Alex Brennan, partner at Hudson Sandler, analysed the month that was for EGR Intel, the leading online gambling industry publication. This column first appeared in the EGR Intel edition #189 first published on January 31st 2020
Whilst many were off scoffing mince pies and glugging mulled wine during the festive period, there was little respite for the gambling sector as news continued to develop thick and fast.
Initially all eyes were on December’s UK General Election and, momentarily at least, many operators and investors alike might have been forgiven for breathing a sigh of relief at the Conservative’s emphatic majority, assuaging initial fears of potentially draconian policy reform. However, despite increased clarity on the UK’s political landscape, the shadow of gambling policy uncertainty seems set continue to hang over the sector in the year ahead.

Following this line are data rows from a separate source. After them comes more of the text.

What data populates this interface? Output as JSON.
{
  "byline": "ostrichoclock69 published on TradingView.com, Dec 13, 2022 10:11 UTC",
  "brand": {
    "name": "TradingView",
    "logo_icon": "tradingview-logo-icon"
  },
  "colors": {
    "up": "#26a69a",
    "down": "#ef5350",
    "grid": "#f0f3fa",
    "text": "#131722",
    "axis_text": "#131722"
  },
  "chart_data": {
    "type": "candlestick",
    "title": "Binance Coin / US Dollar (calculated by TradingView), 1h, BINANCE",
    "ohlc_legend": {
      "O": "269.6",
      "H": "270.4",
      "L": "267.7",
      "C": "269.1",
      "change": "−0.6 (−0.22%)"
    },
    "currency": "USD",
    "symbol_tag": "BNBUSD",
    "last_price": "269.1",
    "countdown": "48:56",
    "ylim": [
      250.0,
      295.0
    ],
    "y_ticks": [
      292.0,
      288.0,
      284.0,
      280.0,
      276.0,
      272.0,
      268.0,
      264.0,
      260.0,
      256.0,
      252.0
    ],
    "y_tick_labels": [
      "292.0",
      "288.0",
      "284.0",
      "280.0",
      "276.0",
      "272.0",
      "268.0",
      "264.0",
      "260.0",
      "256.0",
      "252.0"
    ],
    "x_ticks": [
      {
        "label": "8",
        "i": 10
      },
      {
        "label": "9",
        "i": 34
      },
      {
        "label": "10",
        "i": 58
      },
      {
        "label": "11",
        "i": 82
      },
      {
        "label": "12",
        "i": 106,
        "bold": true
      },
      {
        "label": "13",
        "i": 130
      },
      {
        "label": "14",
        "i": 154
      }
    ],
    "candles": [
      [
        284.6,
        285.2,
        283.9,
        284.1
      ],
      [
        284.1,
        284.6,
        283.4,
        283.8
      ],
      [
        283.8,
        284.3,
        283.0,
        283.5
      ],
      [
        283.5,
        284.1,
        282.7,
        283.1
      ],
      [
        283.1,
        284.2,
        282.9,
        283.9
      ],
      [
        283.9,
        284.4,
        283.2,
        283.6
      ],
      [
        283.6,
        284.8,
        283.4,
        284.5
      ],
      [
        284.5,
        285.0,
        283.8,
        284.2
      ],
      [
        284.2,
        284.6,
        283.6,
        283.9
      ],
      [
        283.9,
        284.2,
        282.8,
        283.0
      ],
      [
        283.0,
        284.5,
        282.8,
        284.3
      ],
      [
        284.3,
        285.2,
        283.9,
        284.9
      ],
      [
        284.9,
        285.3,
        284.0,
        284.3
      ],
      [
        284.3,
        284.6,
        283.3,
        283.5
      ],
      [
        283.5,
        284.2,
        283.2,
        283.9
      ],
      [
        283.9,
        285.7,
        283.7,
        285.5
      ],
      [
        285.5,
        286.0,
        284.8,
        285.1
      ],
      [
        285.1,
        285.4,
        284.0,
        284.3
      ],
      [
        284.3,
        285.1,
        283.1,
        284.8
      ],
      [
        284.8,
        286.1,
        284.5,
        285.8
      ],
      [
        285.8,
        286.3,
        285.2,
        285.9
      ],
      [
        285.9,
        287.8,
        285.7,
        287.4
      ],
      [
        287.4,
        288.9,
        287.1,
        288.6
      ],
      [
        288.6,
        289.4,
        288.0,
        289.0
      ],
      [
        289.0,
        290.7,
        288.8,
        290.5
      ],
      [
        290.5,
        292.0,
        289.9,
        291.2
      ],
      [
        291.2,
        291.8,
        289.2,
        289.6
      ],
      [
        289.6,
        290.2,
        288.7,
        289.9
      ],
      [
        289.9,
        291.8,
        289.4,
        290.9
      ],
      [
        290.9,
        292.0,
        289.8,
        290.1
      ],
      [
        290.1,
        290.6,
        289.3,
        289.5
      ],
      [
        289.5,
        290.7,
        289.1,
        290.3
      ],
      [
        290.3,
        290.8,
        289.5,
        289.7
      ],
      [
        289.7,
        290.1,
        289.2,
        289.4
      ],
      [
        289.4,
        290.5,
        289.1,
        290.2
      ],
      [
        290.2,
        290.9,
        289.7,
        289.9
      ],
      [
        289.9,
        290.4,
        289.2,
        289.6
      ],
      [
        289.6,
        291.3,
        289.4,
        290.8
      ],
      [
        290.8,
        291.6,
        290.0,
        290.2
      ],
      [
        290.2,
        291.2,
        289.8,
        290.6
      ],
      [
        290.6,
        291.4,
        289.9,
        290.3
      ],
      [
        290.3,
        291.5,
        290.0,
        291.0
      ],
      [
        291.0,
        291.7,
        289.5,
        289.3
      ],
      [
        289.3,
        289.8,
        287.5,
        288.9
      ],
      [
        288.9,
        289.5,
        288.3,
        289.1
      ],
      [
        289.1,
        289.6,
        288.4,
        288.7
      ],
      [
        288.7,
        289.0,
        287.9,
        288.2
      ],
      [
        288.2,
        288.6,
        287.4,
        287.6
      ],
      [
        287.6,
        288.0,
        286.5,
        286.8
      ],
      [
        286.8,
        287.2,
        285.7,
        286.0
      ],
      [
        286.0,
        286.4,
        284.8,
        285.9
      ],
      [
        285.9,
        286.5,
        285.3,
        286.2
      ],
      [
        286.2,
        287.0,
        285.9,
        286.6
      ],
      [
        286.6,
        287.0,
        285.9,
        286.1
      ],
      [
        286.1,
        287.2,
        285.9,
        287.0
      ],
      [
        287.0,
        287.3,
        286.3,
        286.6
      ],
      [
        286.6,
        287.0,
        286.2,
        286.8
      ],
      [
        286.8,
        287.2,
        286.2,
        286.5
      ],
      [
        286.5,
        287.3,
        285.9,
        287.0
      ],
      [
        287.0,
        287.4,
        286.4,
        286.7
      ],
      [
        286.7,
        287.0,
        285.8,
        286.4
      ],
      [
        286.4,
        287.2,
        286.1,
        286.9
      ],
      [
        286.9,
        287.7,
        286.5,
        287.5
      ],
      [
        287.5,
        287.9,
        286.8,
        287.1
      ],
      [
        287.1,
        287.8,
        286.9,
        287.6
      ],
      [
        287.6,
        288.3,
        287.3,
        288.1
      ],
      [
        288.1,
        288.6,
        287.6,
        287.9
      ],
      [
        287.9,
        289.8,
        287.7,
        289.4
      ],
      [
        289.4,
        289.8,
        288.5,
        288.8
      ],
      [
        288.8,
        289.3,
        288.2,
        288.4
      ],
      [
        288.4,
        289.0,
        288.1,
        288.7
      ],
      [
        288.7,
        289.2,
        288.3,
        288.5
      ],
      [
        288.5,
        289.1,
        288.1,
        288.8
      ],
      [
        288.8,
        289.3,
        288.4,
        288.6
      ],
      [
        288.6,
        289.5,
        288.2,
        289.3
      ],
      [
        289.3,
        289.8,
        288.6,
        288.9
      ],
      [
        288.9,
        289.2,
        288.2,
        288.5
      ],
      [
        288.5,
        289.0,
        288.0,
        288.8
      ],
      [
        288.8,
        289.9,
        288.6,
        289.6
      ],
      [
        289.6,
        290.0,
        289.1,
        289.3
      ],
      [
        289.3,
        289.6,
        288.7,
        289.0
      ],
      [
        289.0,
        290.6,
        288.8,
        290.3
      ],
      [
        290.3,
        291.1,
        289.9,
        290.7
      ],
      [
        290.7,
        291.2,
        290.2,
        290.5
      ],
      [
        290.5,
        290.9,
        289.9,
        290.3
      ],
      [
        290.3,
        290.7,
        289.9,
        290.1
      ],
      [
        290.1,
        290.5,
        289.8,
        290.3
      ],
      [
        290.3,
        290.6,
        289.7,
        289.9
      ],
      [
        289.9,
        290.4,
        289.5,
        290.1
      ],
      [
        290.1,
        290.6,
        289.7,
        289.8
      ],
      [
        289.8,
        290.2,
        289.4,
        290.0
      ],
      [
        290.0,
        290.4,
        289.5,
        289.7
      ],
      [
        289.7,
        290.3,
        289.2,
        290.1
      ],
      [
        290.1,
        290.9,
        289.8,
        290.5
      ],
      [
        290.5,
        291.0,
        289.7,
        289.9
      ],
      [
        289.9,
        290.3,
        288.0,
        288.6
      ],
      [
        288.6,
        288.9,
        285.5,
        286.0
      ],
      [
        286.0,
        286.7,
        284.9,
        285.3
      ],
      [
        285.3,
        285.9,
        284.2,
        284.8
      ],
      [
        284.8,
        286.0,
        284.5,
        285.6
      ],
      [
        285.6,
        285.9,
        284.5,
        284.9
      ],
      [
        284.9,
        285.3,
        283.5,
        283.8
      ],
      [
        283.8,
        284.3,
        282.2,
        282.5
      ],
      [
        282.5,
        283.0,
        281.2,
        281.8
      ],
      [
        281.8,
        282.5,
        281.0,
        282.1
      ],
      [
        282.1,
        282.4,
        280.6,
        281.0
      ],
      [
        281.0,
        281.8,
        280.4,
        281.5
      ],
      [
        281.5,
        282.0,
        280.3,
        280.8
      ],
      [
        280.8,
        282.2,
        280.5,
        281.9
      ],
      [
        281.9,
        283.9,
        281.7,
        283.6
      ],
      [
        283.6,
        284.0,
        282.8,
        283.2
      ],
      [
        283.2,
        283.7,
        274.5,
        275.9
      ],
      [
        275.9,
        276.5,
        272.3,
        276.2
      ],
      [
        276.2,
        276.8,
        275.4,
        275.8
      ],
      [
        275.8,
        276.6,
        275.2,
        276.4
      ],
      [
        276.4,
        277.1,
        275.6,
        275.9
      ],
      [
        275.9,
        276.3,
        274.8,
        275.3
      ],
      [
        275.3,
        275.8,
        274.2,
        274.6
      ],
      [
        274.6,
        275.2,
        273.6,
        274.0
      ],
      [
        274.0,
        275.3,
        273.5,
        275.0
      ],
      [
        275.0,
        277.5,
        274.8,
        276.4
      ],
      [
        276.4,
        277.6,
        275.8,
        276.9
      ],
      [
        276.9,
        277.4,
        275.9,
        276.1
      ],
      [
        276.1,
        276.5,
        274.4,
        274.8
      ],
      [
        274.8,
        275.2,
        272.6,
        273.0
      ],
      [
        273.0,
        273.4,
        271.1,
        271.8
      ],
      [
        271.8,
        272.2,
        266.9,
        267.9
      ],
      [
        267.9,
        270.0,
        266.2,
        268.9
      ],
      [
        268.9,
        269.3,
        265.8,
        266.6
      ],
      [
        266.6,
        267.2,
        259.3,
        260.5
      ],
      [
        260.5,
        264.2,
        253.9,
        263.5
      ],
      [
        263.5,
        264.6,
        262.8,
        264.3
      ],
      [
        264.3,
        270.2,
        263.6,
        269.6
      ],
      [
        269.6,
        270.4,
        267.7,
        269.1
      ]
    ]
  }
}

On the other side of the Atlantic there was an early Christmas present for DraftKings as the company announced that it will list on NASDAQ in 2020 and, concurrently, acquire SBTech, a major B2B sports betting technology provider. As well as creating a US sports betting behemoth with its own technology, analysts suggested that the deal provided the first major valuation reference point for sports betting assets in the US market. Whilst shares in Kambi, DraftKings’s current sportsbook provider, fell on the news, the Stockholm-listed company re-assured investors with a statement that reiterated the Group’s strong position across the US.
888 kicked off 2020 with a trading update that revealed the company had finished the year particularly strongly a record revenue month for the Group in December.
The first week of January also saw 2020’s first major media controversy as the FA was attacked for a rights agreement that enabled several operators to live stream a number of FA Cup third round ties. The story splashed across the front pages and sports pages and Westminster’s major political actors all had a view. If operators had hoped for an easier ride in 2020, this was a stark reminder that the future shape of the industry in the UK remains high on the media and political agenda.